Vermeiden sollte man es, die Leute von Anfang an zu überfordern oder ihnen das Gefühl zu geben, nicht zu genügen. Dann würden sie bald wieder abspringen. Schön ist es, wenn wir es schaffen, die Gruppe gleichsam persönlich ins Boot zu holen, wenn ein Gemeinschaftsgefühl entsteht und die Arbeit auch für den Betrieb gemacht wird und vielleicht auch für den Vorgesetzten, der einem sympathisch ist. Wir haben immer wieder nett zusammengewürfelte Gruppen, wo es auch viel Spaß gibt. In die Arbeit gehen ist nun einmal ein soziales Event und das merken wir hier auch sehr stark. Da gibt es dann schon welche, die sagen, ich will gar nicht heimgehen, weil da wartet niemand auf mich. Hier habe ich jemanden, mit dem ich reden kann, der sich um mich kümmert. Jede Person fordert das Kümmern anders ein. Die einen sind sehr auffällig und brauchen viel Aufmerksamkeit, andere sind ganz freundlich und anschmiegsam – jeder hat seine eigene Art, sich bemerkbar zu machen. Wir schauen darauf, eine positive Grundstimmung im Betrieb zu haben, eine Atmosphäre der Wertschätzung und manche blühen dadurch extrem auf. Manche wollen uns überhaupt nicht mehr verlassen, was halt aber nicht geht. Da gibt es dann viel Gesprächsbedarf, wofür wir uns auch die Zeit nehmen. Ich schätze, dass rund 60 Prozent meiner Arbeitszeit auf das Kümmern um die Transitarbeitskräfte entfällt – also auf Gespräche im Zusammenhang mit ihrer Entwicklung, über zu bewältigende Probleme und auf die persönliche Anleitung am Arbeitsplatz. Obwohl natürlich auch unsere Coaches und Kollegen der Sozialpädagogik sich der Probleme annehmen, wir stimmen uns da in regelmäßigen Teambesprechungen ab.

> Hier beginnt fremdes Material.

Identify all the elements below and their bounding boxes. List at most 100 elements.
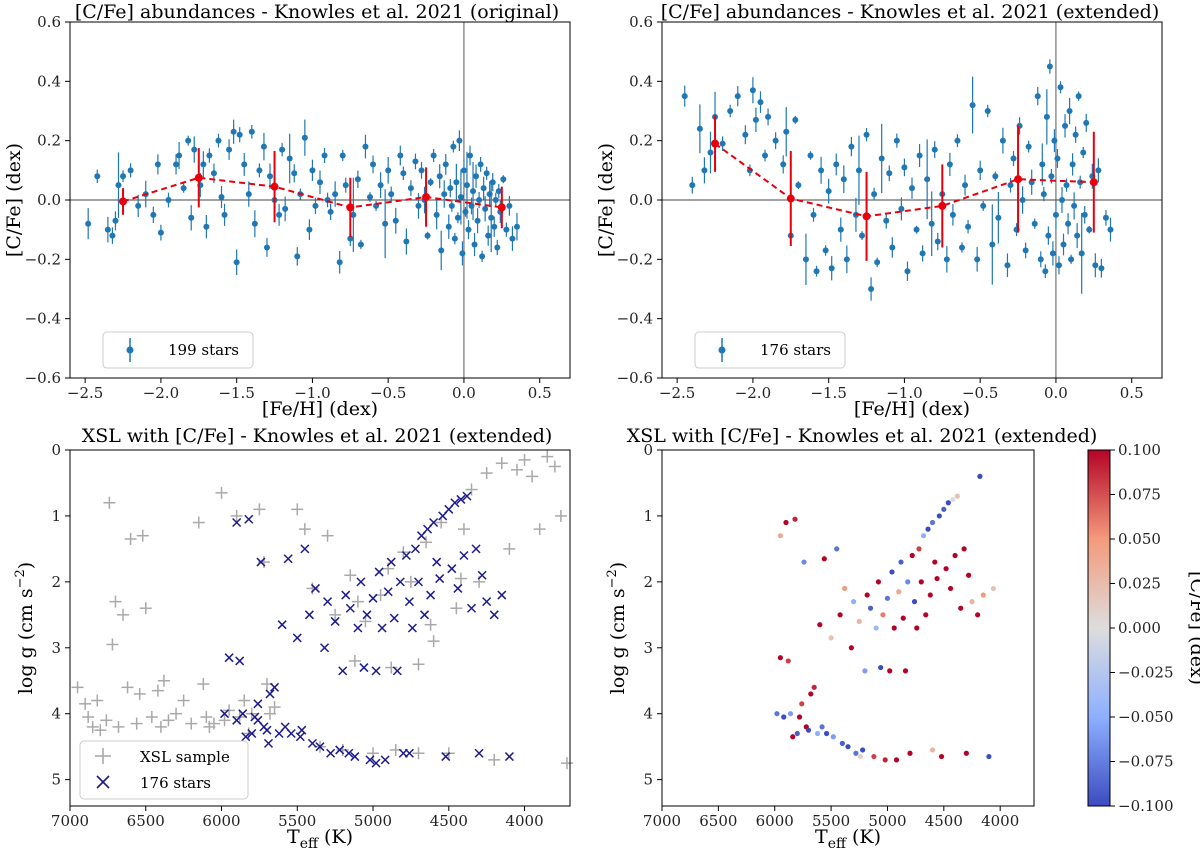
panel4-xticks: 7000 6500 6000 5500 5000 4500 4000 [643, 806, 1019, 830]
p4-point [969, 599, 975, 605]
p4-point [941, 506, 947, 512]
p3-star-point-b [383, 587, 393, 597]
p2-point [999, 137, 1006, 144]
p3-star-point-b [462, 491, 472, 501]
p2-ytick-label: 0.4 [629, 72, 653, 90]
p4-point [781, 714, 787, 720]
p2-ytick-label: 0.0 [629, 191, 653, 209]
p2-point [818, 167, 825, 174]
panel2-legend-marker [718, 346, 726, 354]
p1-point [488, 214, 495, 221]
panel-hr-cfe-colored: XSL with [C/Fe] - Knowles et al. 2021 (e… [605, 425, 1200, 850]
p4-point [909, 552, 915, 559]
panel3-legend-box [79, 740, 249, 800]
p1-point [306, 226, 313, 233]
p1-point [388, 191, 395, 198]
p3-star-point-b [471, 544, 481, 554]
p1-point [465, 226, 472, 233]
p2-point [1062, 122, 1069, 129]
p1-point [135, 202, 142, 209]
p2-point [886, 170, 893, 177]
p3-star-point-b [362, 610, 372, 620]
p2-point [1074, 232, 1081, 239]
p1-point [185, 137, 192, 144]
p1-point [485, 232, 492, 239]
p4-point [878, 664, 884, 671]
p2-point [1007, 182, 1014, 189]
p1-point [362, 143, 369, 150]
panel3-ylabel-end: ) [15, 562, 37, 569]
p3-xtick-label: 5500 [278, 812, 316, 830]
p3-star-point-b [247, 728, 257, 739]
p2-point [1080, 149, 1087, 156]
p2-point [833, 161, 840, 168]
p1-point [226, 146, 233, 153]
p1-point [85, 220, 92, 227]
p4-point [845, 744, 851, 750]
p1-binned-point [497, 203, 506, 212]
p1-point [457, 194, 464, 201]
p4-point [787, 711, 794, 717]
p2-point [859, 232, 865, 239]
p1-point [339, 152, 346, 159]
p1-point [506, 202, 513, 209]
colorbar [1087, 449, 1111, 807]
p1-point [397, 152, 404, 159]
p4-point [938, 753, 945, 760]
p4-ytick-label: 2 [643, 573, 653, 591]
p2-point [780, 161, 787, 168]
p3-ytick-label: 3 [51, 639, 61, 657]
colorbar-tick-label: −0.100 [1118, 797, 1174, 815]
p1-point [433, 211, 440, 218]
p4-ytick-label: 3 [643, 639, 653, 657]
p3-star-point-b [395, 577, 405, 587]
p2-point [1063, 182, 1070, 189]
panel1-xlabel: [Fe/H] (dex) [262, 398, 378, 420]
p2-ytick-label: −0.4 [617, 310, 653, 328]
p2-point [1040, 191, 1047, 198]
p1-binned-point [194, 173, 203, 182]
panel-hr-xsl: XSL with [C/Fe] - Knowles et al. 2021 (e… [13, 425, 573, 850]
colorbar-tick-label: −0.050 [1118, 708, 1174, 726]
panel3-title: XSL with [C/Fe] - Knowles et al. 2021 (e… [82, 425, 553, 447]
p1-xtick-label: −2.0 [143, 384, 179, 402]
p4-point [828, 635, 834, 641]
p2-point [974, 256, 981, 263]
p2-binned-point [1089, 178, 1098, 187]
p4-point [811, 684, 817, 690]
p3-star-point-b [277, 620, 287, 630]
p4-point [873, 625, 879, 631]
p1-point [218, 194, 225, 201]
p2-point [734, 93, 741, 100]
p4-point [891, 625, 897, 631]
p2-point [878, 155, 885, 162]
p3-star-point-b [320, 643, 330, 653]
p3-star-point-b [280, 722, 290, 732]
p4-point [880, 612, 886, 618]
p4-point [834, 546, 840, 552]
p1-point [377, 182, 384, 189]
p3-star-point-b [232, 517, 242, 528]
p1-point [317, 179, 323, 186]
p1-point [489, 179, 496, 186]
p4-point [950, 496, 956, 503]
p3-star-point-b [307, 738, 317, 748]
panel2-legend: 176 stars [694, 331, 846, 369]
p2-point [863, 131, 870, 138]
panel1-legend-marker [126, 346, 134, 354]
p4-point [936, 513, 942, 519]
p4-ytick-label: 5 [643, 771, 653, 789]
p2-point [868, 286, 875, 292]
p3-star-point-b [474, 748, 484, 758]
p2-point [913, 226, 920, 233]
p2-point [1042, 268, 1049, 275]
p1-point [450, 143, 457, 150]
p1-point [236, 131, 243, 138]
p3-star-point-b [365, 755, 375, 765]
p4-point [783, 519, 789, 526]
p4-xtick-label: 5500 [812, 812, 850, 830]
p1-point [385, 167, 392, 174]
p4-point [945, 500, 951, 506]
p4-xtick-label: 6000 [756, 812, 794, 830]
p2-point [757, 99, 764, 106]
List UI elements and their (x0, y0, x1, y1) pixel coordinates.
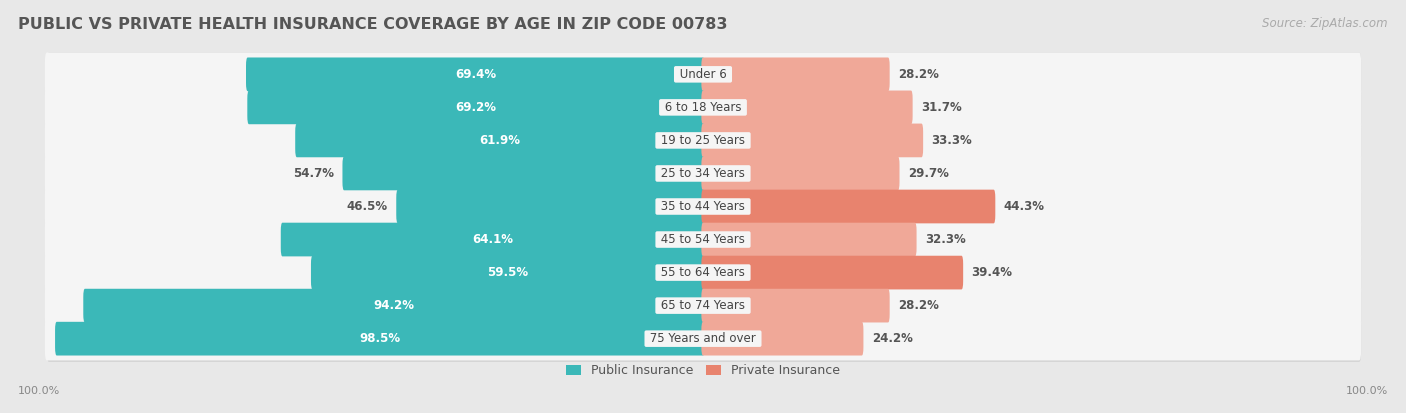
Text: 69.4%: 69.4% (454, 68, 496, 81)
Text: 28.2%: 28.2% (898, 299, 939, 312)
Text: 98.5%: 98.5% (360, 332, 401, 345)
Text: 39.4%: 39.4% (972, 266, 1012, 279)
Text: 64.1%: 64.1% (472, 233, 513, 246)
FancyBboxPatch shape (246, 57, 704, 91)
FancyBboxPatch shape (247, 90, 704, 124)
FancyBboxPatch shape (83, 289, 704, 323)
FancyBboxPatch shape (45, 284, 1361, 328)
Text: 59.5%: 59.5% (488, 266, 529, 279)
FancyBboxPatch shape (281, 223, 704, 256)
Text: 28.2%: 28.2% (898, 68, 939, 81)
FancyBboxPatch shape (45, 85, 1361, 129)
FancyBboxPatch shape (396, 190, 704, 223)
FancyBboxPatch shape (702, 123, 924, 157)
Text: 100.0%: 100.0% (18, 387, 60, 396)
Text: 24.2%: 24.2% (872, 332, 912, 345)
Text: 32.3%: 32.3% (925, 233, 966, 246)
Text: 94.2%: 94.2% (374, 299, 415, 312)
FancyBboxPatch shape (311, 256, 704, 290)
Legend: Public Insurance, Private Insurance: Public Insurance, Private Insurance (561, 359, 845, 382)
Text: 55 to 64 Years: 55 to 64 Years (657, 266, 749, 279)
FancyBboxPatch shape (343, 157, 704, 190)
FancyBboxPatch shape (45, 52, 1361, 96)
FancyBboxPatch shape (45, 152, 1361, 195)
Text: 35 to 44 Years: 35 to 44 Years (657, 200, 749, 213)
Text: 45 to 54 Years: 45 to 54 Years (657, 233, 749, 246)
Text: 33.3%: 33.3% (931, 134, 972, 147)
FancyBboxPatch shape (295, 123, 704, 157)
FancyBboxPatch shape (46, 185, 1361, 230)
FancyBboxPatch shape (702, 256, 963, 290)
Text: Under 6: Under 6 (676, 68, 730, 81)
FancyBboxPatch shape (45, 251, 1361, 294)
Text: 6 to 18 Years: 6 to 18 Years (661, 101, 745, 114)
Text: 65 to 74 Years: 65 to 74 Years (657, 299, 749, 312)
FancyBboxPatch shape (702, 57, 890, 91)
FancyBboxPatch shape (46, 85, 1361, 131)
Text: 75 Years and over: 75 Years and over (647, 332, 759, 345)
FancyBboxPatch shape (702, 322, 863, 356)
FancyBboxPatch shape (46, 284, 1361, 329)
Text: 46.5%: 46.5% (347, 200, 388, 213)
Text: 19 to 25 Years: 19 to 25 Years (657, 134, 749, 147)
FancyBboxPatch shape (46, 317, 1361, 362)
FancyBboxPatch shape (45, 218, 1361, 261)
Text: 29.7%: 29.7% (908, 167, 949, 180)
FancyBboxPatch shape (46, 119, 1361, 164)
Text: 54.7%: 54.7% (294, 167, 335, 180)
Text: Source: ZipAtlas.com: Source: ZipAtlas.com (1263, 17, 1388, 29)
FancyBboxPatch shape (702, 289, 890, 323)
Text: 31.7%: 31.7% (921, 101, 962, 114)
FancyBboxPatch shape (702, 223, 917, 256)
FancyBboxPatch shape (46, 218, 1361, 263)
FancyBboxPatch shape (702, 190, 995, 223)
FancyBboxPatch shape (45, 317, 1361, 361)
Text: 25 to 34 Years: 25 to 34 Years (657, 167, 749, 180)
Text: 44.3%: 44.3% (1004, 200, 1045, 213)
FancyBboxPatch shape (45, 119, 1361, 162)
Text: 61.9%: 61.9% (479, 134, 520, 147)
FancyBboxPatch shape (702, 90, 912, 124)
FancyBboxPatch shape (46, 52, 1361, 97)
Text: PUBLIC VS PRIVATE HEALTH INSURANCE COVERAGE BY AGE IN ZIP CODE 00783: PUBLIC VS PRIVATE HEALTH INSURANCE COVER… (18, 17, 728, 31)
FancyBboxPatch shape (46, 152, 1361, 197)
FancyBboxPatch shape (46, 251, 1361, 296)
Text: 69.2%: 69.2% (456, 101, 496, 114)
Text: 100.0%: 100.0% (1346, 387, 1388, 396)
FancyBboxPatch shape (45, 185, 1361, 228)
FancyBboxPatch shape (55, 322, 704, 356)
FancyBboxPatch shape (702, 157, 900, 190)
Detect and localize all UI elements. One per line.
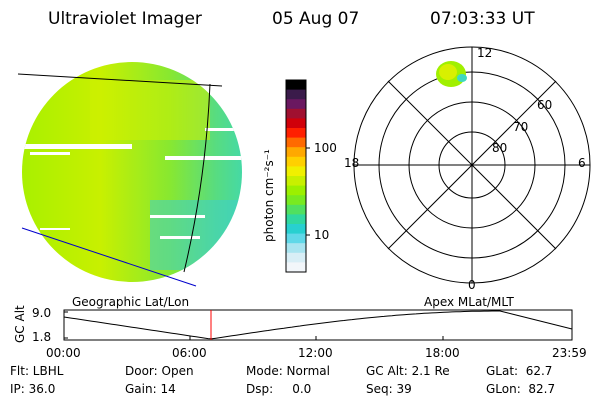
colorbar-band bbox=[286, 128, 306, 139]
mlat-label-60: 60 bbox=[537, 98, 553, 112]
polar-caption: Apex MLat/MLT bbox=[424, 295, 514, 309]
colorbar-unit-label: photon cm⁻²s⁻¹ bbox=[262, 149, 276, 242]
timeline-xtick-1200: 12:00 bbox=[298, 346, 333, 360]
colorbar-band bbox=[286, 224, 306, 235]
polar-emission bbox=[436, 61, 467, 87]
colorbar-band bbox=[286, 118, 306, 129]
colorbar-band bbox=[286, 156, 306, 167]
polar-plot bbox=[353, 46, 591, 284]
mlt-label-0: 0 bbox=[468, 278, 476, 292]
status-glon: GLon: 82.7 bbox=[486, 382, 556, 396]
colorbar-band bbox=[286, 185, 306, 196]
colorbar-band bbox=[286, 233, 306, 244]
colorbar-band bbox=[286, 99, 306, 110]
colorbar-band bbox=[286, 89, 306, 100]
instrument-title: Ultraviolet Imager bbox=[48, 9, 202, 29]
status-glat: GLat: 62.7 bbox=[486, 364, 553, 378]
timeline-ytick-bottom: 1.8 bbox=[32, 330, 52, 344]
mlt-label-12: 12 bbox=[477, 46, 493, 60]
timeline-xtick-2359: 23:59 bbox=[552, 346, 587, 360]
mlat-label-70: 70 bbox=[513, 120, 529, 134]
map-caption: Geographic Lat/Lon bbox=[72, 295, 190, 309]
timeline-ylabel: GC Alt bbox=[13, 305, 27, 343]
colorbar-frame bbox=[285, 79, 307, 273]
colorbar-tick-label-100: 100 bbox=[314, 141, 337, 155]
colorbar-band bbox=[286, 252, 306, 263]
mlat-label-80: 80 bbox=[492, 141, 508, 155]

An sich finde ich bezüglich des Alters gemischte Gruppen am besten, wegen der unterschiedlichen Lebensperspektiven, die dann zusammentreffen und weil man voneinander viel lernen kann. Insbesondere bei jungen Erwachsenen zeigt sich ein großer Vorteil von sozialökonomischen Betrieben als Interventionsform, nämlich die Arbeit im Betrieb. Die hat man zum Beispiel in Beratungsstellen ja nicht. Und zwar richtige Arbeit, die gebraucht wird, für die bezahlt wird, keine Beschäftigungstherapie.
Gerade für junge Menschen ist diese tägliche Routine wichtig, das Herkommen, Leute treffen, sich besprechen, die eigene Entwicklung wahrnehmen, Pläne machen. Seit einigen Jahren beobachten wir vermehrt, dass unsere Transitarbeitskräfte keine zehn Minuten ohne Handy sein können. Sie haben Angst, nicht erreichbar zu sein oder etwas zu verpassen. Wir besprechen ihre Ängste, schlagen Lösungen vor und trainieren mit ihnen, eine handyfreie Zeit auszuhalten. Ein schönes Beispiel, wie sie bei uns lernen, für einen Arbeitsplatz fit zu werden.
Ich habe in all den Jahren in der Fachanleitung so viele schöne Begegnungen gehabt, viele Menschen aus verschiedenen Kulturen kennengelernt und einfach auch viele schöne Tage verbracht. Ich kann diese Arbeit nur rundheraus empfehlen!
Fotos: Erich Schuster
Link zur Wörkerei
Begriff
Transitarbeitskräfte: Menschen, die nach vorheriger Arbeitslosigkeit auf befristeten (Transit-)Arbeitsplätzen in einem SÖB oder GBP (gemeinnütziges Beschäftigungsprojekt) beschäftigt sind. Mit dieser Arbeit einher geht ein Angebot an Unterstützung (Qualifizierung, Beratung etc.), das einen (Wieder-)Anschluss an den Arbeitsmarkt fördert.